Handelingen 10 Visioen

Betreft: Hd. 10 en Gl.2

Vraag:

Wat leren deze beide gedeelten ons?

Antwoord:

In Hd. 10 lezen we dat Petrus een visioen krijgt waarin hem opgedragen wordt allerlei dieren, reine zowel als onreine te slachten en te eten. Dit ging dwars in tegen de Joodse spijswetten (zie Lv. 11), want daarin werden diverse dieren onrein verklaard en die mocht een Israëliet niet nuttigen.

Petrus protesteert met de woorden: ‘Geenszins, Here, want ik heb nog nooit iets gegeten dat onheilig of onrein was’ (Hd. 10: 14). De Here antwoordt hem dat wat God gereinigd heeft, hij (Petrus) niet voor onheilig mag houden.

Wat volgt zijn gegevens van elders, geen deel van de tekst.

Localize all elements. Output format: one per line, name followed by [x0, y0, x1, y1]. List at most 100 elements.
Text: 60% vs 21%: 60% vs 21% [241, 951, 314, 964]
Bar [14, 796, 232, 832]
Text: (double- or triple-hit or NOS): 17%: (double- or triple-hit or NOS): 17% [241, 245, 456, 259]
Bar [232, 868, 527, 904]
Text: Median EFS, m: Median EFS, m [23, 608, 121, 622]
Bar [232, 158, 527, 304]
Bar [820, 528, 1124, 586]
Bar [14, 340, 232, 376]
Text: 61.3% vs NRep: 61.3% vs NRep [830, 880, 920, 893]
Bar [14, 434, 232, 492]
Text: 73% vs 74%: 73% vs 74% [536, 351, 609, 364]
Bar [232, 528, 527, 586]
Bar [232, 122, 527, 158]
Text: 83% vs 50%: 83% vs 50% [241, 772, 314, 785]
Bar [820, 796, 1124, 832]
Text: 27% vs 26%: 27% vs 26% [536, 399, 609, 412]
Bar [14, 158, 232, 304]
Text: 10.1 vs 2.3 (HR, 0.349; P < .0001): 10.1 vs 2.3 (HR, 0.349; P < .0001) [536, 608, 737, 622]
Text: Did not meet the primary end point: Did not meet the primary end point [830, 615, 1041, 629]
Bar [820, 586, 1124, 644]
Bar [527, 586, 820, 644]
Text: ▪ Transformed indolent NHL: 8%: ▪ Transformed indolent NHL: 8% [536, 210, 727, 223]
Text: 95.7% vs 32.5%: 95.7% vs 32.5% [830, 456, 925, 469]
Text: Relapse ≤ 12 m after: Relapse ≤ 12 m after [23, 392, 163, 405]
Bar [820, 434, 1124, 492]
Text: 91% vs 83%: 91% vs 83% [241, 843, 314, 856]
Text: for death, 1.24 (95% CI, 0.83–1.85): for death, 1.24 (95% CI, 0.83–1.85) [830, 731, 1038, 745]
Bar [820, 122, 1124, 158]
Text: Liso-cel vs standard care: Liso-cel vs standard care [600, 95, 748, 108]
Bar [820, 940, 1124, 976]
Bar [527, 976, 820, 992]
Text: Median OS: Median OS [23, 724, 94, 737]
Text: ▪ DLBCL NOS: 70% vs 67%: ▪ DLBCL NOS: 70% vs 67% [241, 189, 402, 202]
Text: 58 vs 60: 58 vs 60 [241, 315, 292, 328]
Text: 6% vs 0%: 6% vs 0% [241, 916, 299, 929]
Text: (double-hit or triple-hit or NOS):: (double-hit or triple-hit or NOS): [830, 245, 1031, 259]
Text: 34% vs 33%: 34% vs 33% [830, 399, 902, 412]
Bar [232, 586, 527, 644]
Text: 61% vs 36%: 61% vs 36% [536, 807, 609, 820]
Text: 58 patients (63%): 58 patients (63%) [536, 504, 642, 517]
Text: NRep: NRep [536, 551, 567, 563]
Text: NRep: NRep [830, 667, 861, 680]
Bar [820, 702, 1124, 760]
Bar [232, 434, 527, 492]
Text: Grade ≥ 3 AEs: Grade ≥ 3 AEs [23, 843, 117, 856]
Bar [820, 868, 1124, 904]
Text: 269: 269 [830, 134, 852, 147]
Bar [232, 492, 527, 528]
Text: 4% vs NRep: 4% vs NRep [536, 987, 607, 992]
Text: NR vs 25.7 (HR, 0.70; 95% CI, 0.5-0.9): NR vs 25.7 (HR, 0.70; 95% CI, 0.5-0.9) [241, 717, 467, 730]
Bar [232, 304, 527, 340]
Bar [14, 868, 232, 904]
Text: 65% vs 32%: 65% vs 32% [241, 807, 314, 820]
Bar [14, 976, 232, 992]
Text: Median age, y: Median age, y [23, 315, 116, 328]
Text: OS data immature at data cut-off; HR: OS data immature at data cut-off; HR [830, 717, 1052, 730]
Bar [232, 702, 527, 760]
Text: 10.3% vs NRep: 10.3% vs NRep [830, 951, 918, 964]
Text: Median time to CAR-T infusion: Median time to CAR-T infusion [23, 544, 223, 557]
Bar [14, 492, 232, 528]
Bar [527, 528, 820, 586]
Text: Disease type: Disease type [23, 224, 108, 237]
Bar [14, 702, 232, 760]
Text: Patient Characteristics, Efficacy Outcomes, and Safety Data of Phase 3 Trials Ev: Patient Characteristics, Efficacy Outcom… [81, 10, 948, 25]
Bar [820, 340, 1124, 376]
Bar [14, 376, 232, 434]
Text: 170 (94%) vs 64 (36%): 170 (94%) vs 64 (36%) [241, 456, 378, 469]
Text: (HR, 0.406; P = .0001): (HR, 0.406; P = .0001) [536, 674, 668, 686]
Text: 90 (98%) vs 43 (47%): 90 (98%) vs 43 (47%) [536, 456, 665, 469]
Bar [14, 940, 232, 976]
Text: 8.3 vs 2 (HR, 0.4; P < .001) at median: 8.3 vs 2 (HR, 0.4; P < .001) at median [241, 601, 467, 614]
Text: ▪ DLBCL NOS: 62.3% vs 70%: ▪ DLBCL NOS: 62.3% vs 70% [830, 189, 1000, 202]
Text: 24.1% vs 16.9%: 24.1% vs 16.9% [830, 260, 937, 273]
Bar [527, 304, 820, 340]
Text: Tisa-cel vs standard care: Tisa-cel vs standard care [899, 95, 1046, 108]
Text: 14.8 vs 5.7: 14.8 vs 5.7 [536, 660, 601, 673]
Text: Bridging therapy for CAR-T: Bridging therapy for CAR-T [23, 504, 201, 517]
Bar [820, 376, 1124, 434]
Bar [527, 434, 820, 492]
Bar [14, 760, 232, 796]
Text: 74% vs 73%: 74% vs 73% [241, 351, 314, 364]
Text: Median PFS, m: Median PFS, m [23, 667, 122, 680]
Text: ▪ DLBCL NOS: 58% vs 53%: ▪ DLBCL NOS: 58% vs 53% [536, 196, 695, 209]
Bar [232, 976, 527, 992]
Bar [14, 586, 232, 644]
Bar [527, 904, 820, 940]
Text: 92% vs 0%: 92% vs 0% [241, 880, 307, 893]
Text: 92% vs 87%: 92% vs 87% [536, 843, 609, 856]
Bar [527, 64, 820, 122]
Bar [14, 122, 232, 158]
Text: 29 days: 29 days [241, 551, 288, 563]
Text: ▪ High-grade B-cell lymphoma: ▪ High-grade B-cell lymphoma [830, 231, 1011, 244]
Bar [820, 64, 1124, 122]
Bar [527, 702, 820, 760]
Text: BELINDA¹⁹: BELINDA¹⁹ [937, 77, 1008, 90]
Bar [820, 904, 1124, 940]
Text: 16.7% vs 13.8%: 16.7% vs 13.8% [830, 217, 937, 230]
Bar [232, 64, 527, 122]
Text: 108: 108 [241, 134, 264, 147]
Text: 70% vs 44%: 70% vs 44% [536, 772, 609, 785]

Hierin zit de les dat de spijswetten voor de christen niet meer gelden. Paulus werkt dat nader uit in 1Tm.4: 3,4. Maar dat is niet de eigenlijke bedoeling van dit visioen van Petrus. Petrus krijgt dit visioen als onderwijs in verband met het feit dat straks de gezanten van Cornelius voor de deur staan, die hem zullen vragen bij Cornelius te komen. Dat ging dwars tegen de gevoelens van Petrus in. Hij beschouwde heidenen als onrein en zou hun huis niet betreden (zie vers 28). God maakt hem door het visioen echter duidelijk dat hij Cornelius niet als onrein mag beschouwen. Later verwijten de Joden te Jeruzalem hem zijn gedrag (zie Hd. 11: 2,3) maar Petrus maakt hen duidelijk wat God hem geleerd heeft.en dat accepteren ze.

Welnu, in Gl. 2: 12 lezen we dat Petrus in Antiochië eerst wel met hen uit de volken at, maar dat hij daarmee ophield toen er joden-christenen uit Jeruzalem kwamen. Dat was pure huichelarij, want hij wist wel beter. Hij liet zich leiden door mensenvrees, want wat zouden deze Jeruzalemmers wel denken als ze zagen dat hij met de heidenen at. Ze zouden hem niet als een goede Jood beschouwen, of hem in discrediet kunnen brengen bij de gemeente te Jeruzalem.
Hierin zit voor ons de les ons niet door mensenvrees tot een huichelachtige houding te laten verleiden.